Selon des informations récentes, des drones suspectés d’être d’origine russe ont perturbé à plusieurs reprises le trafic aérien dans les aéroports allemands. Les autorités suspectent que ces opérations soient menées par des individus recrutés via les réseaux sociaux, souvent pour des missions de faible envergure mais potentiellement nuisibles, telles que le vandalisme, la surveillance ou l’incendie criminel.
L’afd est au center des soupçons.Markus Frohnmaier,vice-président du groupe parlementaire du parti,est notamment pointé du doigt pour ses liens avec le Kremlin.Il a récemment renoncé à un voyage prévu en Russie, suite à une vive polémique. D’autres députés du parti, Steffen kotré et Rainer Rothfuß, sont quant à eux attendus à Sotchi le 13 novembre pour participer à un symposium international au format BRICS-Europe, où Rothfuß doit prendre la parole.
Une stratégie d’interrogation ciblée ?
Les inquiétudes ne se limitent pas aux voyages et aux affiliations. Le ministre de l’Intérieur de Thuringe, Georg Maier, a exprimé son alarme face à une augmentation significative et à une sophistication croissante des questions parlementaires posées par l’AfD concernant les infrastructures allemandes. Ces interrogations, bien que légitimes en apparence, pourraient servir à collecter des renseignements sensibles au profit d’États étrangers, selon les autorités.

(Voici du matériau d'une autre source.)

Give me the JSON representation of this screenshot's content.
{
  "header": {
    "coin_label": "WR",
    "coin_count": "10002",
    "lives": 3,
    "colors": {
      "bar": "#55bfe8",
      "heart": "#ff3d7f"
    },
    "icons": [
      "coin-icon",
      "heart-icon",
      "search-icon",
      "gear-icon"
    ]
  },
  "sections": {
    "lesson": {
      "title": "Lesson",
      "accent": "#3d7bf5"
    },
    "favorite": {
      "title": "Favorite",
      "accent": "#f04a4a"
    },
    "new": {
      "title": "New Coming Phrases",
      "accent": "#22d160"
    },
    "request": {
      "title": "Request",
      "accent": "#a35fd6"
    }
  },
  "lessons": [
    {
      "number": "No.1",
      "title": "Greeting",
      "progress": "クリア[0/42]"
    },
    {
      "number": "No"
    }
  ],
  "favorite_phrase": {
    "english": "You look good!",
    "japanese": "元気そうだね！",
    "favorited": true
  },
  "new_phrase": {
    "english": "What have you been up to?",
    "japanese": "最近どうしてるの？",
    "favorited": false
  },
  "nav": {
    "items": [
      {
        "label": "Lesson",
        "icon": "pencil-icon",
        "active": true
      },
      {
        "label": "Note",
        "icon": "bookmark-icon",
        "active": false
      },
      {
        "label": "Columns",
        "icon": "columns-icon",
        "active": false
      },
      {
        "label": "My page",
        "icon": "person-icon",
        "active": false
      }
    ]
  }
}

Contexte et enjeux géopolitiques
Cette affaire s’inscrit dans un contexte plus large de tensions géopolitiques croissantes entre la Russie et l’Occident,exacerbées par le conflit en Ukraine. L’Allemagne, en tant que membre clé de l’Union Européenne et de l’OTAN, est particulièrement vulnérable aux tentatives d’ingérence étrangère.
L’AfD, qui a connu une progression électorale significative ces dernières années, a toujours affiché une position favorable à la Russie et critique envers les sanctions occidentales. Le parti a régulièrement dénoncé ce qu’il qualifie de “propagande de guerre anti-russe” et a cherché à remettre en question le soutien allemand à l’Ukraine.
L’instrumentalisation des questions parlementaires : un nouveau défi pour la sécurité nationale
L’utilisation potentielle des questions parlementaires comme outil de collecte de renseignements représente un nouveau défi pour la sécurité nationale. Les agences de renseignement allemandes sont désormais confrontées à la nécessité de surveiller de près les activités parlementaires et de déterminer si elles constituent une menace pour la sécurité du pays.
L’AfD nie fermement les accusations d’espionnage, qualifiant le débat de “manœuvre électorale embarrassante”. Cependant, les soupçons persistent et l’affaire risque de relancer le débat sur la nécessité de renforcer les mesures de sécurité et de lutter contre l’ingérence étrangère dans les processus démocratiques.